After asking the questions, the physician can proceed to examining the man and the woman physically.
- Examination of the woman’s pelvic area to check for abnormalities or disease, such as infection, pelvic inflammatory disease, fribroids, endometriosis, or ovarian tumors.
- Examination of the male to look for abnormalities or disease, such as deformed testicles, testicular lumps or deformed penis.
- Weighing and measuring the man and the woman to find out their Body Mass Index.
After the physical examination, the physician can refer you for tests.

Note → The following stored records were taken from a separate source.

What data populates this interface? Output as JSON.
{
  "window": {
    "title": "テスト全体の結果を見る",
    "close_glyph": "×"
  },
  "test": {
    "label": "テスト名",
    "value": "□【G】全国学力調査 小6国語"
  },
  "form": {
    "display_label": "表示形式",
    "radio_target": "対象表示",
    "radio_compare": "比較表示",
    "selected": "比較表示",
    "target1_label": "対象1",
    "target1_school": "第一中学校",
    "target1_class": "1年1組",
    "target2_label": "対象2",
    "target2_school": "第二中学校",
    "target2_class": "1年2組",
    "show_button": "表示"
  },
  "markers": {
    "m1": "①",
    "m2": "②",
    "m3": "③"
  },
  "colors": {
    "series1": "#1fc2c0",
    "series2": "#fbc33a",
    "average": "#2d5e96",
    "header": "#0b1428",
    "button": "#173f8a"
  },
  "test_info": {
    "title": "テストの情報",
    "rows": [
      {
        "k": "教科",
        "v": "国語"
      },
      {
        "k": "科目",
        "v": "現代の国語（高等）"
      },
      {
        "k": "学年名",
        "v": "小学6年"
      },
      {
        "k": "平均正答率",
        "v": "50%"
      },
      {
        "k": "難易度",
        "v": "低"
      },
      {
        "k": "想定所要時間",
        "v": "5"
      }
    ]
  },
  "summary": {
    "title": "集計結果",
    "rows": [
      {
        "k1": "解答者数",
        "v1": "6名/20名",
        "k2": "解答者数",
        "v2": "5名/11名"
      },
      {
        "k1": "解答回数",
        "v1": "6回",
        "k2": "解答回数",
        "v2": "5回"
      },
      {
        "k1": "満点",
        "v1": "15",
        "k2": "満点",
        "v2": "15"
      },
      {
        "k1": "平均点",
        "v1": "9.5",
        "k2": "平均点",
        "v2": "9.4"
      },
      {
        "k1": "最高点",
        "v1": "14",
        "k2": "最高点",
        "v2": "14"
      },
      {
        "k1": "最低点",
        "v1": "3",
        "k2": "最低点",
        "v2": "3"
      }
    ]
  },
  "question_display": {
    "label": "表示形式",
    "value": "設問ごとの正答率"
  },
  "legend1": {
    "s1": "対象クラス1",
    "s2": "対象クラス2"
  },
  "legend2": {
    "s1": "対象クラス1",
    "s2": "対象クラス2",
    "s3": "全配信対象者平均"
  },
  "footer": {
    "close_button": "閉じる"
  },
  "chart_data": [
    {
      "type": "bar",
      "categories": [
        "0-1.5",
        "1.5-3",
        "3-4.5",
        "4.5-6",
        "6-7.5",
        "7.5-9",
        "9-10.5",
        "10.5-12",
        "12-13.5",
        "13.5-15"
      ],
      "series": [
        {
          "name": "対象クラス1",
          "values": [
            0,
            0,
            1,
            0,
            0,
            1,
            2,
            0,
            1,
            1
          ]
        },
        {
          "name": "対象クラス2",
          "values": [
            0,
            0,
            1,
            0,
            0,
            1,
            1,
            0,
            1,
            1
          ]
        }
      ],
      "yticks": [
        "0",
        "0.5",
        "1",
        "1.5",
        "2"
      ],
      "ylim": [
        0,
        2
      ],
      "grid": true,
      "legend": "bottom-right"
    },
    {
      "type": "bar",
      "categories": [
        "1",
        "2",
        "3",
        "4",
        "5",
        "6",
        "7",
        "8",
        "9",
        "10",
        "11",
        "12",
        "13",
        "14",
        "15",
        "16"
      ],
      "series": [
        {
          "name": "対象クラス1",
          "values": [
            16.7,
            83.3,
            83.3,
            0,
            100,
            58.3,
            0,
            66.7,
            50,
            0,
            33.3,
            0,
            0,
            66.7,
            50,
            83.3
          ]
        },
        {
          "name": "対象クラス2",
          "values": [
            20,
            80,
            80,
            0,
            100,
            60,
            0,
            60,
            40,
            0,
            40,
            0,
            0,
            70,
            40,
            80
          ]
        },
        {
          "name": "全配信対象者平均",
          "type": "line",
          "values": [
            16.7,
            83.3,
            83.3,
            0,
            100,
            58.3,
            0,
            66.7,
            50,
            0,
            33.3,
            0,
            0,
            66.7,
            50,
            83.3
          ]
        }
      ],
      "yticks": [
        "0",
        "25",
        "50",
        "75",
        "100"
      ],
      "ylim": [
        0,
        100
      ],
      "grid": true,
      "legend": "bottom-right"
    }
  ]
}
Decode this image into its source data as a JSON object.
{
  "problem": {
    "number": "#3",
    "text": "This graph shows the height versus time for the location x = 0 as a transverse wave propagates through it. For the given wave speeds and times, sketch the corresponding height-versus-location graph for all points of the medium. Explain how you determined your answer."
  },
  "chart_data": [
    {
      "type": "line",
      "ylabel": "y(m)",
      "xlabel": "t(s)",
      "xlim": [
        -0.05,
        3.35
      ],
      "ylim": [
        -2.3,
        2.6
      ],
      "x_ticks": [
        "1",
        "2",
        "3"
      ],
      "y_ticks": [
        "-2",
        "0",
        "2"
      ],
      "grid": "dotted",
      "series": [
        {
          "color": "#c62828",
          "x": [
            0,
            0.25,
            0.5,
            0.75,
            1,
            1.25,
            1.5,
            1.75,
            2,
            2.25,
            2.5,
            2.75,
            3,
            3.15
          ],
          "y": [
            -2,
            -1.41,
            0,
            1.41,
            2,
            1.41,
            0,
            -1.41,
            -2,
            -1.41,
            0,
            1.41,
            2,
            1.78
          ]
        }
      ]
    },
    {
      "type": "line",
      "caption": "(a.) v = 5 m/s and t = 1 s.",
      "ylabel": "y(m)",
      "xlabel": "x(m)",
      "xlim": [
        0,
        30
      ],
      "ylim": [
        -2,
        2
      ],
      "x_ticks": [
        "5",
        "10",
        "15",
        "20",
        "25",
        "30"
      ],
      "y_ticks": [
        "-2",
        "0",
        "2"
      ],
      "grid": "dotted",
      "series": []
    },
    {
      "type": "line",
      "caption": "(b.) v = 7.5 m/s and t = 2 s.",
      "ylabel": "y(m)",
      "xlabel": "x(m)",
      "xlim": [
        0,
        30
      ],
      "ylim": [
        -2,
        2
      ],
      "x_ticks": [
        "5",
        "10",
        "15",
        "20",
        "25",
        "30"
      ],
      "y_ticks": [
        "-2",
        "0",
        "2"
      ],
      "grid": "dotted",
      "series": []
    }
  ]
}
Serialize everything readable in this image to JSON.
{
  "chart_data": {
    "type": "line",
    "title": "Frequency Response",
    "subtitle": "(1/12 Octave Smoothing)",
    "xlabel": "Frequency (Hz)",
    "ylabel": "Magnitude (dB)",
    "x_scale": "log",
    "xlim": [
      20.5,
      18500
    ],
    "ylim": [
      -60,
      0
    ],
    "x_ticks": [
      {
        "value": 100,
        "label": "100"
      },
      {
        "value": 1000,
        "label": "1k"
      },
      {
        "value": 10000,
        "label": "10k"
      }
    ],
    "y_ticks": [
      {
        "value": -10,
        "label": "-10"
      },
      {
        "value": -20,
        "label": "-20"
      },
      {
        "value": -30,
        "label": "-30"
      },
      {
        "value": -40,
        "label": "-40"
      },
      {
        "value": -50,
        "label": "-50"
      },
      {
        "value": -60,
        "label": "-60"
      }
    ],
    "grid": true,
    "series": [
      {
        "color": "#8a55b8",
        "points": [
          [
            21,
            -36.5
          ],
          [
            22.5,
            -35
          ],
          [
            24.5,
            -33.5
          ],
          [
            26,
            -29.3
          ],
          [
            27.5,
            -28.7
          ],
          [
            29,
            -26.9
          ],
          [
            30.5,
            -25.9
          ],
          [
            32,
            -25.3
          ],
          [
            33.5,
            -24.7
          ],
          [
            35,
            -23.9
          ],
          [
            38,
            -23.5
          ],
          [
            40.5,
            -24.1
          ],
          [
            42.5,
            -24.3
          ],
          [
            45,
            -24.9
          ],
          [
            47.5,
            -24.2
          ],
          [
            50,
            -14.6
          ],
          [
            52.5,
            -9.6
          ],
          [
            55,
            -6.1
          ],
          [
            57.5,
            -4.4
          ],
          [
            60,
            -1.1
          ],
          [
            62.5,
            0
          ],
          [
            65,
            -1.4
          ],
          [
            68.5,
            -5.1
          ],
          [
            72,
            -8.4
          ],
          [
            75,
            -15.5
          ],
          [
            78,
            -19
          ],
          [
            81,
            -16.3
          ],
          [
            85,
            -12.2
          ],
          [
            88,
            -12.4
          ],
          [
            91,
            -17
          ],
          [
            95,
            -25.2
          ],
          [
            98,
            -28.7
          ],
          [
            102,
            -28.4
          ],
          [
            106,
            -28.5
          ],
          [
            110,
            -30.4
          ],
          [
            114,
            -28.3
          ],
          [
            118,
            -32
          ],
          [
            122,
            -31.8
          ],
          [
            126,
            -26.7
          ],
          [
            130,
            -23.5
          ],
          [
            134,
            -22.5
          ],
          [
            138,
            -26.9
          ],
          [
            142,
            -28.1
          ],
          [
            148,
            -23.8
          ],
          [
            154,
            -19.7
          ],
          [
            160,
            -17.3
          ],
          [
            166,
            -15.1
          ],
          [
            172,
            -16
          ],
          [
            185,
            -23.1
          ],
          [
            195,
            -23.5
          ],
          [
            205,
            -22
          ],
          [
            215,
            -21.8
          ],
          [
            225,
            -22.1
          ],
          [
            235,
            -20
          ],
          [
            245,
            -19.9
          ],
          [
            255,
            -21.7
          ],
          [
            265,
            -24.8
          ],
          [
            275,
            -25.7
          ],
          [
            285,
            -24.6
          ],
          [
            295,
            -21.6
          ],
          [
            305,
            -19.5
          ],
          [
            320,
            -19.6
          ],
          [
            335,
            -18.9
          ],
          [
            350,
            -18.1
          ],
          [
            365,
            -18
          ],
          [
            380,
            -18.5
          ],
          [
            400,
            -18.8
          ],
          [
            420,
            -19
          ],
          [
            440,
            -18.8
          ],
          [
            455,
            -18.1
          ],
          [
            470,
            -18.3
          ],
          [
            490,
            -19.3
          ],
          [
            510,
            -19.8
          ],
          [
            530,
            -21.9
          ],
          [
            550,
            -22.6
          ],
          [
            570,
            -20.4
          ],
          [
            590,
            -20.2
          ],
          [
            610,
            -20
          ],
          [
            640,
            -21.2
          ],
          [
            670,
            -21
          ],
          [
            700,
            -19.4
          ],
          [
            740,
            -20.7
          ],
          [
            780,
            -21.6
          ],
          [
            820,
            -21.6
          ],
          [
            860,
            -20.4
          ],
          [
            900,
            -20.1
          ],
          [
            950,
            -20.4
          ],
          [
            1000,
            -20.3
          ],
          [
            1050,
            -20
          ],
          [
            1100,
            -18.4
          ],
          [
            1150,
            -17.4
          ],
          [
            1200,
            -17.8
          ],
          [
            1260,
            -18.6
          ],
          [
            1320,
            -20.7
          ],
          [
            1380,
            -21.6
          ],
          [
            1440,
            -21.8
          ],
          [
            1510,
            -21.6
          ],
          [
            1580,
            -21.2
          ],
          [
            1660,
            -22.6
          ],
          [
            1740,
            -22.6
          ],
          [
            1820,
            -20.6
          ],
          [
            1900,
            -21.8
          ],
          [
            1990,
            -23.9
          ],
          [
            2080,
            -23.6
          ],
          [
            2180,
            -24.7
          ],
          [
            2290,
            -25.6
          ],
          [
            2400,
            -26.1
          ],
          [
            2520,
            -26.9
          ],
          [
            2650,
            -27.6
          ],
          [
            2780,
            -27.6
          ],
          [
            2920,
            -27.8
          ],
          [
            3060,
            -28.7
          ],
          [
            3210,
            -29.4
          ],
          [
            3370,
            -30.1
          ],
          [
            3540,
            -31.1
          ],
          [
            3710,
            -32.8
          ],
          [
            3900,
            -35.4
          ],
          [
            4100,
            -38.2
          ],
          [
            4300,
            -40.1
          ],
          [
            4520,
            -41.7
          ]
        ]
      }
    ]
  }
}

Here area few examples of common tests.
Examples of tests for women
- Checking for sexually transmitted infections, such as chlamydia and gonorrhea. This can normally be done by testing your urine, or by using a swab to collect some cells from your cervix.
- If you have regular periods, your blood can be tested for the hormone progesterone at the proper part of your cycle to see if you are ovulating. If you don’t have regular periods, your blood will instead be tested for gonadotrophins, a type of hormones that stimulate the ovaries to mature eggs.
- Ovaries, uterus and fallopian tubes can be inspected during a transvaginal ultrasound scan. This makes it possible to detect conditions such as fibroids, endometriosis and blocked or scared fallopian tubes. If the ultrasound indicates a blockage, you may have to undergo further testing, including laparoscopy.
- In some cases, a hysterosalpingo-contrast-ultrasonography (using ultrasound) or a hysterosalpingogram (using x-rays) is necessary to check the fallopian tubes for blockages and other abnormalities.
- The uterus, ovaries and fallopian tubes can be inspected using keyhole surgery (laparoscopy). Through a very small cut in the stomach, a thin tube with a camera at the end is inserted by the surgeon. Keyhole surgery is only carried out if there are strong reasons for it, i.e. when an ultrasound scan has indicated that there is some form of blockage in one or both of the fallopian tubes and the doctor needs to investigate this further.
Examples of tests for men
- Checking for sexually transmitted infections, such as chlamydia and gonorrhea.
- A semen analysis can be carried out to check your sperm count, sperm mobility, etc.